As the institute's chief curator, Pesenti will continue to develop the museum's swiftly-growing collection of works on paper and help guide a bold new building project designed by architects Johnston Marklee, also from Los Angeles. Designs for the upcoming facility are still in a preliminary phase.
Since 2007, the Italian-born curator has led the Grunwald Center for the Graphic Arts at UCLA's esteemed Hammer Museum, where she oversaw nearly 50,000 drawings, prints, photographs and artists' books dating from the Renaissance to today.
Pesenti comes to the Menil on the heels of her well-received show Paper Like Skin — a retrospective on Indian artist Zarina Hashmi that finishes a three-venue tour at the Art Institute of Chicago this month following runs at the Hammer and the Solomon R. Guggenheim Museum.
In a statement, Menil director Josef Helfenstein notes Pesenti's "ideal combination of scholarship, imagination, taste, and energy" as the museum looks to create its a drawing institute, quite literally, from the ground up.
"MDI’s carefully conceived architectural setting and comprehensive mission will strike a balance between the private nature of drawing and the public and educational role of the museum, bringing this vital artistic medium into a new era," Pesenti says. "I am deeply grateful to have been chosen to help develop this potentially transformative new facility."

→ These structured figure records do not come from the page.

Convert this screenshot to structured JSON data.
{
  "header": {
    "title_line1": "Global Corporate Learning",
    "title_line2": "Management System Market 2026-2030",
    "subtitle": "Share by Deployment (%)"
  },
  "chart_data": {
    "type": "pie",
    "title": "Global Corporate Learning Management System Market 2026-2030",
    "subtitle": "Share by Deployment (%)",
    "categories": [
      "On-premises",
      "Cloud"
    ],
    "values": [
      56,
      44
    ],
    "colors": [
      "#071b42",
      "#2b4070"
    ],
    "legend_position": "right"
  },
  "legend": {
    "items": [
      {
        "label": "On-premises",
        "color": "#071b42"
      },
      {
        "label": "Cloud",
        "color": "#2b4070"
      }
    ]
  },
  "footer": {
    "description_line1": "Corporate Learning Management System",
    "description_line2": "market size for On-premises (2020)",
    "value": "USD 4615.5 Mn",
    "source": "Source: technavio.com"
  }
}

For a window into the "imagination, taste, and energy" the curator puts into her work, a quick sweep of her Hammer shows reveals an intimate and unexpected approach to art that will dovetail effortlessly with the Menil ethos.
In recent years, Pesenti has organized an impressively diverse range of exhibits, including sculptor Rachel Whiteread's first drawings show as well as a look at 17th-, 18th- and 19th-century advertisements collected by performer (and noted magician) Ricky Jay.